No More Barriers Needed

Sometimes, just sometimes, I wake up and am not disabled in my fully accessible, barrier-free home, with a personal assistant employed to the Choice and Control concept developed by disabled people.

When I leave home, the first barrier – a lack of dropped kerbs – reminds me quickly I am disabled again.

The sombre truth is that the social model highlights how the failure of governments to fully respond within this framework brings us firmly to the current COVID-19 impact – that the unnecessary barriers still experienced cause such an excessive number of disabled people to be affected, beyond any existing comorbidities.

My own experience with COVID-19 highlights this. Me, the gobby old punk, entirely charming but scathing in the face of injustice and barriers. 

I’ve needed two tests over the past year and the first saw me set off with my PA to the testing centre, where – I was assured on the phone – of access and parking. When we arrived, I was confronted with a flight of steps and nowhere to get out of my car (environmental barrier), and no signage as to where I could actually get in (information barrier). Negative attitudes opposed me at the No Entry gate when I was blanked by security staff and let through only after my PA was lectured, the old ‘does she take sugar?’ trope. 

The second was a home test. I couldn’t open the packet or read it as the font too small. Fortunately, my PA removed those barriers and, when it came to my vaccine, ironically, there was not a single barrier. But I am an old rebel. I know how to fight.

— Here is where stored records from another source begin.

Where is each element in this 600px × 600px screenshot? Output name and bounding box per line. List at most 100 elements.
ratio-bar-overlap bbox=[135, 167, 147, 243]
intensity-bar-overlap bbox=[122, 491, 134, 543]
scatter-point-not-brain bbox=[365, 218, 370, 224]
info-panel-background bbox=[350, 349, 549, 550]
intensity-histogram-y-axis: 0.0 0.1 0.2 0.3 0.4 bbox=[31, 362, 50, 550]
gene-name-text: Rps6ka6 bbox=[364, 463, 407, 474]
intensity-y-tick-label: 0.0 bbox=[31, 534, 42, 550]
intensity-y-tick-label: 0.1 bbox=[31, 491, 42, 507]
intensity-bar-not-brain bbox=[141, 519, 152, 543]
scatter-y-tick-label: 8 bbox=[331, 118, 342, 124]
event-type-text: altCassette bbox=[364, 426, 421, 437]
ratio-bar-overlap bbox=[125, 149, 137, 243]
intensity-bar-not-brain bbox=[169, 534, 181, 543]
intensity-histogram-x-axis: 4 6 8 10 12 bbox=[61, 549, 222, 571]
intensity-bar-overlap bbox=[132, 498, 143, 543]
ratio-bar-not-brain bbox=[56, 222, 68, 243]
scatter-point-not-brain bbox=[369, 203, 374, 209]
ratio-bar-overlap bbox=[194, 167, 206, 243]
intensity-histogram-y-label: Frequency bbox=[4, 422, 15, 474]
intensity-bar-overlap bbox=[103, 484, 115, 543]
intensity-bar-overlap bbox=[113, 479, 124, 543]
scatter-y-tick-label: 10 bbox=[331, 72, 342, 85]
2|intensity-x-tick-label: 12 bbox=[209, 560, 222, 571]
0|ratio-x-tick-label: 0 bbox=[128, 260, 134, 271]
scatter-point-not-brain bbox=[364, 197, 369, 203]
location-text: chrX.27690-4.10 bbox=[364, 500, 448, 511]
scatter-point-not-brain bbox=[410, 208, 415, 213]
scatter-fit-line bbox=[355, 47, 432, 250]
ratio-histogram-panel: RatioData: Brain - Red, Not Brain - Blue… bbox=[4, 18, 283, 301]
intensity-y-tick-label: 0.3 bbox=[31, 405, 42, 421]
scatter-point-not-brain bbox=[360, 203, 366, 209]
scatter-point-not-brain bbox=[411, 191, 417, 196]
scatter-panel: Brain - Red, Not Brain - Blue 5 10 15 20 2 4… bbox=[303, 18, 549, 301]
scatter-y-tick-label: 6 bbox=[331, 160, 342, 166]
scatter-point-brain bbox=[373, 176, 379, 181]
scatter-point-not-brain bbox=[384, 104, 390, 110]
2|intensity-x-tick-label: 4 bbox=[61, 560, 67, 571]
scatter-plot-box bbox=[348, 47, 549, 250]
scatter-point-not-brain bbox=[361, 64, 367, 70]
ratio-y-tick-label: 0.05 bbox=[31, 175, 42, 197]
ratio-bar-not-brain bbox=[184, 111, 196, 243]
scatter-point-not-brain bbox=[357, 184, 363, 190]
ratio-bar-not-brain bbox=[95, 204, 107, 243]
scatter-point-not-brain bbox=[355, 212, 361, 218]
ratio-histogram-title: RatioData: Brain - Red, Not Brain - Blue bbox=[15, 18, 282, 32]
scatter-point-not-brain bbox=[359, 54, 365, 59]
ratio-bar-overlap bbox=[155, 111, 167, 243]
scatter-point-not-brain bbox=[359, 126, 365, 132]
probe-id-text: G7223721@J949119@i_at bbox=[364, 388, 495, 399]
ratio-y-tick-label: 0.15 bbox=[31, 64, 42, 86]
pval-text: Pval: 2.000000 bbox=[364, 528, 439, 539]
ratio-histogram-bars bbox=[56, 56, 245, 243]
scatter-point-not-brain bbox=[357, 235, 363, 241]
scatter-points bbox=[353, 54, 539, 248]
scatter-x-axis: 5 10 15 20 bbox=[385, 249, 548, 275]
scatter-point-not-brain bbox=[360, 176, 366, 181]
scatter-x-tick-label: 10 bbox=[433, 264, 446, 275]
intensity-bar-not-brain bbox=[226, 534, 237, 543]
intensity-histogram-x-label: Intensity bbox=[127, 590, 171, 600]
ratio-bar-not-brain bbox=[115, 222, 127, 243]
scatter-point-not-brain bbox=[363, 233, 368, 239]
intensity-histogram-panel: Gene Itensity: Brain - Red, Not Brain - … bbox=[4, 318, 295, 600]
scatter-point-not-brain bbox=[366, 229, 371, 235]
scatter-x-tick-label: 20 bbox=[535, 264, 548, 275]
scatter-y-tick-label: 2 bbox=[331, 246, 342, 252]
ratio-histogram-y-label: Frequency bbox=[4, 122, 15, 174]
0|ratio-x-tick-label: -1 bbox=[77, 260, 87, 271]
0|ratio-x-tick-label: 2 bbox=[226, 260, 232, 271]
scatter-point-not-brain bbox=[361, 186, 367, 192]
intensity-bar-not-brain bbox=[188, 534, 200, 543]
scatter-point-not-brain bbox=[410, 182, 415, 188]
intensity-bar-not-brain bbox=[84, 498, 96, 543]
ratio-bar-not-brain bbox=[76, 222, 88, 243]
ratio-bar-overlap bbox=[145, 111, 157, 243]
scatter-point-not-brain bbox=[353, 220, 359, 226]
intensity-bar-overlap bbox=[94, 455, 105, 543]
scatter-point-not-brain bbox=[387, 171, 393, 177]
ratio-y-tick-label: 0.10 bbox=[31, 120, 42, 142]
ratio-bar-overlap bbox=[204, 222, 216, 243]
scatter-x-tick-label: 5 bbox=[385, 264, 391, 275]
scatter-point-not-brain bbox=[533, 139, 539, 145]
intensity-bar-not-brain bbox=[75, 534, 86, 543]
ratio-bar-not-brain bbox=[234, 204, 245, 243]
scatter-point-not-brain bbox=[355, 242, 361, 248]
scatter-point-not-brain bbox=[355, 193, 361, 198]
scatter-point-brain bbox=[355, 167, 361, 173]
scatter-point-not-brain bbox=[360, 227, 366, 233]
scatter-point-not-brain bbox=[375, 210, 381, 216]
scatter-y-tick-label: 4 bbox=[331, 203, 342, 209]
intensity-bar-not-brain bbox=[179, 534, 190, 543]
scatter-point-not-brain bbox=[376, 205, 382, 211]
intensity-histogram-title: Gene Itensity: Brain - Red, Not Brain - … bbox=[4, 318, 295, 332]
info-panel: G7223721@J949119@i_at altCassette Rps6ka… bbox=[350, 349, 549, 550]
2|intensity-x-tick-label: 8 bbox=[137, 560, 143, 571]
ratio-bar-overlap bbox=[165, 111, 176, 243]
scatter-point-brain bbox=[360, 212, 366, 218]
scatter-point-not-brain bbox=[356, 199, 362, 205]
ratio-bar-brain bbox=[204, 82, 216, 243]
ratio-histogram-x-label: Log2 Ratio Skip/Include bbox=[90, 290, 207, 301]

I’ve screamed at my TV hearing the reports about the disproportionate death toll of COVID-19 among people with learning difficulties and within the disabled population as a whole. The statistics are grim, showing up to 60% of Coronavirus deaths are within our community.  

If accessible information is not available, if there are barriers to care or transport, then these are the horrific obstacles – removable obstacles – to access a vaccine. It sounds basic and it is obvious, but little action is being taken.

We don’t need yet more enforced circumstances that create a specific vulnerability arising from our social exclusion. 

If I don’t scream, I weep. Yet, along with other activists, I’ve learnt how to fight through my words and have a responsibility for those disempowered to speak, who have faith that I raise their concerns and share their stories.

The social model, if put into full practice, would not only liberate disabled people from oppression (including those yet to come), it would transform outmoded concepts of the human condition. 

Progress is evident but equality remains elusive – as the horror of COVID-19 shows. 

I fight on, social model my eternal touchstone from those that went before me.